3 files changed, 15 insertions, 21 deletions
diff --git a/tensorflow/c/eager/tape.h b/tensorflow/c/eager/tape.h
index ce038a4b57..49990b6249 100644
--- a/tensorflow/c/eager/tape.h
+++ b/tensorflow/c/eager/tape.h
@@ -440,6 +440,18 @@ Status InitialGradients(const VSpace<Gradient, BackwardFunction>& vspace,
   return Status::OK();
 }
 
+// TODO(agarwal): use an automatic mechanism for handling None arguments to
+// gradient functions.
+//
+// Some gradient functions can accept None arguments for gradients. The
+// following maps the operation name to the indices at which the corresponding
+// gradient function can accept None values. e.g. FusedBatchNorm outputs 5
+// values and hence receives 5 gradient values during backprop. However the
+// gradient function uses only the first of those values and ignores the rest.
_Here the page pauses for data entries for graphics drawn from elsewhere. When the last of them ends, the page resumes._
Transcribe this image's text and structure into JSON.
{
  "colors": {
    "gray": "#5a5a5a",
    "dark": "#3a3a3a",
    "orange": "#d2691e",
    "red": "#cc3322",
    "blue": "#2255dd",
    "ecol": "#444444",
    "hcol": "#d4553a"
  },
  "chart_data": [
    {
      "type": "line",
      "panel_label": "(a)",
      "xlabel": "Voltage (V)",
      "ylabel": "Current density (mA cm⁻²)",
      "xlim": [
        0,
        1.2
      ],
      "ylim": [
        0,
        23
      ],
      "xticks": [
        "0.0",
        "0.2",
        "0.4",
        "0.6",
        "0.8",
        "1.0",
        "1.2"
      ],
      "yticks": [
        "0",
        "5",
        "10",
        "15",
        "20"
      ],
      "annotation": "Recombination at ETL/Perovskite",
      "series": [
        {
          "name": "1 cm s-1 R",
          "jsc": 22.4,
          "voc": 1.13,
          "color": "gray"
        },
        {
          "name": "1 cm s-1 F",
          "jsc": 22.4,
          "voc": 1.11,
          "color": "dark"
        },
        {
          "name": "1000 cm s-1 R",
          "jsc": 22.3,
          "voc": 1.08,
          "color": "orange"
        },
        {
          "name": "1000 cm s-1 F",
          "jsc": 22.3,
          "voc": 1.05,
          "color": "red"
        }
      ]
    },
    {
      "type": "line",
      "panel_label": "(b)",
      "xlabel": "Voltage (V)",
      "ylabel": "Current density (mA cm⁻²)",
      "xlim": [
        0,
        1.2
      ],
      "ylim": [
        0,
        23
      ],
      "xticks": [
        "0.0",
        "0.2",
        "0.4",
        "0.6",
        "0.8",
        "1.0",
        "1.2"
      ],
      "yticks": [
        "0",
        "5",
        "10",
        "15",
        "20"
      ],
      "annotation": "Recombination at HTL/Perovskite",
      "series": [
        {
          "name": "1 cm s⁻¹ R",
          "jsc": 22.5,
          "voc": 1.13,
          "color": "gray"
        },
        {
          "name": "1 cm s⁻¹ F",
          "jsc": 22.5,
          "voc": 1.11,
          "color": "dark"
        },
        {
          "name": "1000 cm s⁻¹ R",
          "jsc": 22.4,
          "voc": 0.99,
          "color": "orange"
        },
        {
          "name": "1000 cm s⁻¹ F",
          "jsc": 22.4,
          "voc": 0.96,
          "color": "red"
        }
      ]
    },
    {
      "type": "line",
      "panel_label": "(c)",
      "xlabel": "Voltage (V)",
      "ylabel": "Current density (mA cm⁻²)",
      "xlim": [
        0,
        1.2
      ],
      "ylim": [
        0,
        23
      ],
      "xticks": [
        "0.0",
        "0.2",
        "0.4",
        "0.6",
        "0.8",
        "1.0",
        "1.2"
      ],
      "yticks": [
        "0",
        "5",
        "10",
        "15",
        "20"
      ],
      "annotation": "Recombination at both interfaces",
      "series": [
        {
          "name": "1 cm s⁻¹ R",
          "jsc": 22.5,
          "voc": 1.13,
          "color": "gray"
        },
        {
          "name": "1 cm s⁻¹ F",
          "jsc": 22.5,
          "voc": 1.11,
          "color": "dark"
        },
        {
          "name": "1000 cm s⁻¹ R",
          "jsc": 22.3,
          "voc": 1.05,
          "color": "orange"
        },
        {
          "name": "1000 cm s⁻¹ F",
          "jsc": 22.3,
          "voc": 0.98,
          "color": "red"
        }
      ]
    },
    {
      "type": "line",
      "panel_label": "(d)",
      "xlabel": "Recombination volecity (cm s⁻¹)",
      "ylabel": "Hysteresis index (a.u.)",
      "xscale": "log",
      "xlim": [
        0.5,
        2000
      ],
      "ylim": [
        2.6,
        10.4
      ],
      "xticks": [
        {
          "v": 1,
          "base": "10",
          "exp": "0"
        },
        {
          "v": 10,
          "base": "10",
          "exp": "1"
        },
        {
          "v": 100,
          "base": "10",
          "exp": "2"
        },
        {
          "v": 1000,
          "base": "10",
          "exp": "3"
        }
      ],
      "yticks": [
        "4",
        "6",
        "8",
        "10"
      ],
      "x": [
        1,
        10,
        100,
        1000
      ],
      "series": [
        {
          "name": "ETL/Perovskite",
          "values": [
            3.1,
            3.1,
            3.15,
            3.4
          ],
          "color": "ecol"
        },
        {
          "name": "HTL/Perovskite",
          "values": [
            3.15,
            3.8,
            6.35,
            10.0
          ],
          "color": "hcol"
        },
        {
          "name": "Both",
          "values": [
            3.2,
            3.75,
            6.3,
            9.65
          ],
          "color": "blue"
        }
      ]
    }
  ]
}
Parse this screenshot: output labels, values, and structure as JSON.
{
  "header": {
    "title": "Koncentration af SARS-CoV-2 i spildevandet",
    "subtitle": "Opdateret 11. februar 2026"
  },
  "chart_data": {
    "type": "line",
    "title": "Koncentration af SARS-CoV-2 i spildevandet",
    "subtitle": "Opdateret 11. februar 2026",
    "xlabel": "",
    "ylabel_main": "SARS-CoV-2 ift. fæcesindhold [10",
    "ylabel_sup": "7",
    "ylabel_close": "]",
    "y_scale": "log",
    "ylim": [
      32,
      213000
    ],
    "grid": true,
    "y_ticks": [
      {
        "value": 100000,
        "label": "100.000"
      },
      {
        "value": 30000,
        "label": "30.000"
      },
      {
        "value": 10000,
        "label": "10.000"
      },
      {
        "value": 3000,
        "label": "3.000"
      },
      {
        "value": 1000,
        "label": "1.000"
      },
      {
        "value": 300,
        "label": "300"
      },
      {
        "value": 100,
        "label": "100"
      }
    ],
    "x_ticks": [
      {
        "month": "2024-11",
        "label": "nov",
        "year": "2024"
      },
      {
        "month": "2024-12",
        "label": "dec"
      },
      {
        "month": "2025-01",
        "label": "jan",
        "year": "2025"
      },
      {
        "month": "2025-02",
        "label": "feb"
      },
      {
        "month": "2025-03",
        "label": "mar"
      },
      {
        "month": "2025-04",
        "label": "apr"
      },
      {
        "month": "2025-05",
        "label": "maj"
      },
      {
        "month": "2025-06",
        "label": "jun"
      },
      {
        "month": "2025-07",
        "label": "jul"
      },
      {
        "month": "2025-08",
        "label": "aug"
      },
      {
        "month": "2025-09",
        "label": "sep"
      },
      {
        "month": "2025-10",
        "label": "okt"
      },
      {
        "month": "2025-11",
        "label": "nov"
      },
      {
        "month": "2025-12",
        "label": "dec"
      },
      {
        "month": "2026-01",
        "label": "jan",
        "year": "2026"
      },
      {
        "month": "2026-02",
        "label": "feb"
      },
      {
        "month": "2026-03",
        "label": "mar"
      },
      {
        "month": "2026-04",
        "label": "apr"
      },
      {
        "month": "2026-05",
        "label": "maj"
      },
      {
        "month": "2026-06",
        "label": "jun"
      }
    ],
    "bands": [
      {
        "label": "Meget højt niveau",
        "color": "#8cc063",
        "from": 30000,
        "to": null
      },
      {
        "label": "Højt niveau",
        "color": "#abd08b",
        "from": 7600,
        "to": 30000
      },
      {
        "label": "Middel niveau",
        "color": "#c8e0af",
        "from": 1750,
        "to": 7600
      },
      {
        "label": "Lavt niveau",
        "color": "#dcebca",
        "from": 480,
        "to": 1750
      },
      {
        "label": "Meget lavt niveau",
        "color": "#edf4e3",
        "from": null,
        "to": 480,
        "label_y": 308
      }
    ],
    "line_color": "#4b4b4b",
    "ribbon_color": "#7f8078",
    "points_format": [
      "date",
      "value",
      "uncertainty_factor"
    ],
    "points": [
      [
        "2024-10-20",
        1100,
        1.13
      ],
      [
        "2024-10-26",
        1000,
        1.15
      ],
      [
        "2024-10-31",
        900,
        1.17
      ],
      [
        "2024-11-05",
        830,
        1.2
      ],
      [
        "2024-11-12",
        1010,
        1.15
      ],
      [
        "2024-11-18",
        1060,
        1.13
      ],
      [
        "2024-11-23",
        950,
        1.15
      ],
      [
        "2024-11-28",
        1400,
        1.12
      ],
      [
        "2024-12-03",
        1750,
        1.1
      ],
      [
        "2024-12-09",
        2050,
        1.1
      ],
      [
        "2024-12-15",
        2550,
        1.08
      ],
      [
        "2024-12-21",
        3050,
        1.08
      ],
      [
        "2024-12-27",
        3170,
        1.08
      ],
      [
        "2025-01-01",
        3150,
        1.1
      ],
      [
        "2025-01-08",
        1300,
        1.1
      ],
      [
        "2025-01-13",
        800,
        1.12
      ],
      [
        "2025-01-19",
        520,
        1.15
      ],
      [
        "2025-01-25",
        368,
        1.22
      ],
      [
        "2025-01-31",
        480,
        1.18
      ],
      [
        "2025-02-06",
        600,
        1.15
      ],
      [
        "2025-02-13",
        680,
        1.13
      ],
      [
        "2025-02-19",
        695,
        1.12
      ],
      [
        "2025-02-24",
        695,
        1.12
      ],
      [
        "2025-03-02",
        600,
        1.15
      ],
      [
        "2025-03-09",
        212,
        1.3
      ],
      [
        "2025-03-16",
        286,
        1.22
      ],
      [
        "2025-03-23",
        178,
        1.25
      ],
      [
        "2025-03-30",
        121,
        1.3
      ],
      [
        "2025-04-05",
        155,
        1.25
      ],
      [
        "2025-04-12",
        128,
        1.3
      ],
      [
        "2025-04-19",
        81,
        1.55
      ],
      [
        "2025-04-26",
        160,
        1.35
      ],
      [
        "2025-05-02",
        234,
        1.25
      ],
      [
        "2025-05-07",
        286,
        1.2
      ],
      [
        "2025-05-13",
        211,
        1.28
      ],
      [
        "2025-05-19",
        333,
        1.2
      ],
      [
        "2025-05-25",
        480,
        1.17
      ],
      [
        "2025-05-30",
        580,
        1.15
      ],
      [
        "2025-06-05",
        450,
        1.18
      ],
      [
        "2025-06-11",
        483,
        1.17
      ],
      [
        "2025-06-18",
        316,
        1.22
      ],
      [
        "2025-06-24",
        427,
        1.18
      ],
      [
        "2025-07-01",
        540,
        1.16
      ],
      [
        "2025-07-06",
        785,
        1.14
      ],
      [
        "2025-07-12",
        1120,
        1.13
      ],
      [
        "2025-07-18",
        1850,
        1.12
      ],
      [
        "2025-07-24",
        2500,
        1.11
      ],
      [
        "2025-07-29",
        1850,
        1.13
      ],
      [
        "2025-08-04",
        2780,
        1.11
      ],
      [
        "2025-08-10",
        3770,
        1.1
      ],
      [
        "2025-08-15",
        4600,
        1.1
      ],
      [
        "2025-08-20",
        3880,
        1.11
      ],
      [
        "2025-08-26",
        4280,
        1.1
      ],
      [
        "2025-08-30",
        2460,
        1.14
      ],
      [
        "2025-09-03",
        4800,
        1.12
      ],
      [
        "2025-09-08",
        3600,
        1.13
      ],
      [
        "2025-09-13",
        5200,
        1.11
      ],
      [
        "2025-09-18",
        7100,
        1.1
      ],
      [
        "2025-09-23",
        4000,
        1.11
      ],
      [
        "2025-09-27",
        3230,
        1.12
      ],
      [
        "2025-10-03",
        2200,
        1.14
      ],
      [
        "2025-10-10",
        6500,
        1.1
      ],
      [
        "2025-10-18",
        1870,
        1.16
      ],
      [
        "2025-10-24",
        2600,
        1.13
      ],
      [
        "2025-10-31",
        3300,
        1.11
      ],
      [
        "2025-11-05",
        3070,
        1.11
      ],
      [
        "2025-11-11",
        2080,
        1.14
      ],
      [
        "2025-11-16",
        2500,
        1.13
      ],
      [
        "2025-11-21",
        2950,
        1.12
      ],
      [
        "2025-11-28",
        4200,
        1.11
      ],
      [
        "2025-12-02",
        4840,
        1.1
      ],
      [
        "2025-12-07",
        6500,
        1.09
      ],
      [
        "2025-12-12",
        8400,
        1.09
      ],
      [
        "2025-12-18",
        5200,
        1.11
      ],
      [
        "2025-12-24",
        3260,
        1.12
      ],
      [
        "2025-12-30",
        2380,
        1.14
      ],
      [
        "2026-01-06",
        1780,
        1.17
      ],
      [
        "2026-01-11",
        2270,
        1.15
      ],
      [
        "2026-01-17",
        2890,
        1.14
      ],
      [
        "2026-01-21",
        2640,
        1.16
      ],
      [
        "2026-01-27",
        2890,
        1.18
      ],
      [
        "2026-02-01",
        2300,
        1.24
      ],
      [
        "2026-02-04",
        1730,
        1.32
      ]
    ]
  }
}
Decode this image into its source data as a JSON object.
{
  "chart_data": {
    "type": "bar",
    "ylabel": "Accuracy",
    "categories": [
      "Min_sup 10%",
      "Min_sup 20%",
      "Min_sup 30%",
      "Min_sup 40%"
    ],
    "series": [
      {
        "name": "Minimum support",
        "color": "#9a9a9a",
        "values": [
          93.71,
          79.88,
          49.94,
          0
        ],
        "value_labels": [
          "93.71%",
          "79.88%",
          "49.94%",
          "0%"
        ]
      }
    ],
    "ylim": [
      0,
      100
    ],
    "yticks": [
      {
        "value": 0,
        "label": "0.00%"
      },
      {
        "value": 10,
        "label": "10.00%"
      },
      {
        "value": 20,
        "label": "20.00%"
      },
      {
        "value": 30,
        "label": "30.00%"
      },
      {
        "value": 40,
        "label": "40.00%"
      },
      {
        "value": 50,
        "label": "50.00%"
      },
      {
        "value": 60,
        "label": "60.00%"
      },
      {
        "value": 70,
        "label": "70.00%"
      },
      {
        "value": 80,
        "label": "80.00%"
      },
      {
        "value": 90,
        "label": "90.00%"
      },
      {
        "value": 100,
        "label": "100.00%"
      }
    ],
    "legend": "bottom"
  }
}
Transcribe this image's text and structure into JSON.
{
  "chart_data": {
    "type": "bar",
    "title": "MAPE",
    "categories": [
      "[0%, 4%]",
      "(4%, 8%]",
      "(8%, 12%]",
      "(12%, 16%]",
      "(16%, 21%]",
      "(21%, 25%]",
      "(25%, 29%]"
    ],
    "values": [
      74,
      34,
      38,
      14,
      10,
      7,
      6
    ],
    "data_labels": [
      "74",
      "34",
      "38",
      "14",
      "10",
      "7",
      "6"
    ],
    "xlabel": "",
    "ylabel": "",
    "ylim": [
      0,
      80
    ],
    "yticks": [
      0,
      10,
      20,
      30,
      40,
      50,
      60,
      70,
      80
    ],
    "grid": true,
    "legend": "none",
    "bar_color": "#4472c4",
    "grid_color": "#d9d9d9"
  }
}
+// The entry, "FusedBatchNorm": [1, 2, 3, 4], indicates that only the gradient
+// corresponding to index 0 is used, and the gradient values at indices 1-4 are
+// ignored (and hence can be None). The backprop algorithm can then leverage
+// this by not constructing zeros to pass for those indices.
 gtl::FlatMap<string, gtl::FlatSet<int>>* FunctionsAcceptingNoneForIndicesMap() {
   static auto* const m = new gtl::FlatMap<string, gtl::FlatSet<int>>({
       {"SoftmaxCrossEntropyWithLogits", {1}},
diff --git a/tensorflow/python/eager/backprop.py b/tensorflow/python/eager/backprop.py
index e6cf9653a8..907234b0f8 100644
--- a/tensorflow/python/eager/backprop.py
+++ b/tensorflow/python/eager/backprop.py
@@ -120,27 +120,6 @@ def _gradient_function(op_name, attr_tuple, num_inputs, inputs, outputs,
 pywrap_tensorflow.TFE_Py_RegisterGradientFunction(_gradient_function)
 
 
-_tracing = False
-
-
-# TODO(agarwal): use an automatic mechanism for handling None arguments to
-# gradient functions.
-# Some gradient functions can accept None arguments for gradients. The following
-# maps the operation name to the indices at which the corresponding gradient
-# function can accept None values.
-# e.g. FusedBatchNorm outputs 5 values and hence receives 5 gradient values
-# during backprop. However the gradient function uses only the first of those
-# values and ignores the rest. The entry, "FusedBatchNorm": [1, 2, 3, 4],
-# indicates that only the gradient corresponding to index 0 is used, and the
-# gradient values at indices 1-4 are ignored (and hence can be None). The
-# backprop algorithm can then leverage this by not constructing zeros to
-# pass for those indices.
-_grad_fn_accepts_none_for_indices = {
-    "SoftmaxCrossEntropyWithLogits": [1],
-    "FusedBatchNorm": [1, 2, 3, 4]
-}
-
-
 def _record_gradient(op_name, inputs, attrs, results, name):
   return pywrap_tensorflow.TFE_Py_RecordGradient(op_name, inputs, attrs,
                                                  results, name)
diff --git a/tensorflow/python/eager/pywrap_tfe_src.cc b/tensorflow/python/eager/pywrap_tfe_src.cc
index 9f2f4e06ad..99b46159a9 100644
--- a/tensorflow/python/eager/pywrap_tfe_src.cc
+++ b/tensorflow/python/eager/pywrap_tfe_src.cc
@@ -1744,6 +1744,9 @@ PyObject* MaybeGetDTypeForAttr(const string& attr,
   Py_RETURN_NONE;
 }
 
+// TODO(agarwal): use an automatic mechanism for handling None arguments to
+// gradient functions.
+
 // Returns a pair where the first value of the pair indicates whether or not all
 // outputs are unused. If the first value is false, the second value is a
 // set that identifies which of the output indices are unused.